Desde lo alto del Palacio, la imagen impresionaba. Olas de personas subían y bajaban por la plaza, ordenadas y en silencio, casi siempre con flores en las manos.
En tanto, el nuevo rey de Noruega, Haakon VIII, pronunció ayer un discurso por primera vez desde su llegada al trono, para rendir homenaje a su padre, el rey Harald, el monarca más longevo de Europa. “Estamos de luto, pero al mismo tiempo nos reconforta y nos da fuerza saber que hay tanta gente que comparte nuestro dolor”, dijo Haakon en un discurso retransmitido por televisión.
El hijo de Harald, Haakon, de 53 años, lo sucede en un momento en que la monarquía noruega se ve debilitada por una serie de escándalos, varios de ellos en torno a la nueva reina, Mette-Marit.

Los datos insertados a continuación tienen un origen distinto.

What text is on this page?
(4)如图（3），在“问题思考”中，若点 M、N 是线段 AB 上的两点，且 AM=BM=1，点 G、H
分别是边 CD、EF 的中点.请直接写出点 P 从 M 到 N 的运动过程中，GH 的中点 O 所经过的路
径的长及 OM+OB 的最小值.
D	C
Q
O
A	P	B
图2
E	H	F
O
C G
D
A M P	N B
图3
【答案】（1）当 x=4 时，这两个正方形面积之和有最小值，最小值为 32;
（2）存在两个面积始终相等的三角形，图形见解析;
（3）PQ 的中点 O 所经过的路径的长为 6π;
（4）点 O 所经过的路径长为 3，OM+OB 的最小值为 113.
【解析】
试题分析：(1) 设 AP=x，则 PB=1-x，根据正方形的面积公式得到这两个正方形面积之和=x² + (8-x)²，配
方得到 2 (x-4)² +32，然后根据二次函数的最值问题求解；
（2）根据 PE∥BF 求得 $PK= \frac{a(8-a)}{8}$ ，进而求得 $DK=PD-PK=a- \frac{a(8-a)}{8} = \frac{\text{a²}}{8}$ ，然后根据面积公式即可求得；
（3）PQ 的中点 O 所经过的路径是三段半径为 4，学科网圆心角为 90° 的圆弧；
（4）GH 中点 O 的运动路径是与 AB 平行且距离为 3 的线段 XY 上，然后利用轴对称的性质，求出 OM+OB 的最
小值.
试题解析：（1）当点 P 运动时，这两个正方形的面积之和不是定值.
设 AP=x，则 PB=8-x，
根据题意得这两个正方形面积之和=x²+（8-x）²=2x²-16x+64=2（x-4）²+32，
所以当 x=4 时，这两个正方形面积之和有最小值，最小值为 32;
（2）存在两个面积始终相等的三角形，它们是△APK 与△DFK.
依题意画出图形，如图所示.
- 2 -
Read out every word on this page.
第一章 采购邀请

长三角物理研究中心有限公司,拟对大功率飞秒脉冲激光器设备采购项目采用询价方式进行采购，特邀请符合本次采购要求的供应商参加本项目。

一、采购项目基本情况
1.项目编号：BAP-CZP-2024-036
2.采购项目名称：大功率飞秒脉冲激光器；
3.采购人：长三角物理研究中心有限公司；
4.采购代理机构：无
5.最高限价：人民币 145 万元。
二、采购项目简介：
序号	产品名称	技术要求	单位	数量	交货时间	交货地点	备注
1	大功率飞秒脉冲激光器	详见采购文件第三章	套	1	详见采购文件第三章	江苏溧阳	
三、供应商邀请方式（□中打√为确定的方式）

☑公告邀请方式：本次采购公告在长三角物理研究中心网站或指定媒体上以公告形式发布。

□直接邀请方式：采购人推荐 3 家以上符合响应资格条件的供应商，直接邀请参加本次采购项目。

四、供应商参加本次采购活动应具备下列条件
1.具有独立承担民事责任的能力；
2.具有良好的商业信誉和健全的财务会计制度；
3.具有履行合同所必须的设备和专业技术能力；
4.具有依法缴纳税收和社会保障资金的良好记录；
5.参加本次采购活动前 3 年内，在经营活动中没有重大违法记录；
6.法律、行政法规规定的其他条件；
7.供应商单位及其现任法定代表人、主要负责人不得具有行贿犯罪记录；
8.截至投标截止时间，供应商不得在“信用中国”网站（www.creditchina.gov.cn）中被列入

El nuevo rey, quien al igual que su padre desempeñará funciones principalmente protocolarias, se presentó en Palacio junto a su hija de 22 años, Ingrid Alexandra, la nueva princesa heredera, para informar oficialmente al gobierno sobre el fallecimiento.
“Tomaré el nombre de Haakon VIII y perpetuaré el lema que mi padre, mi abuelo y mi bisabuelo eligieron: ‘Todo por Noruega’”, declaró.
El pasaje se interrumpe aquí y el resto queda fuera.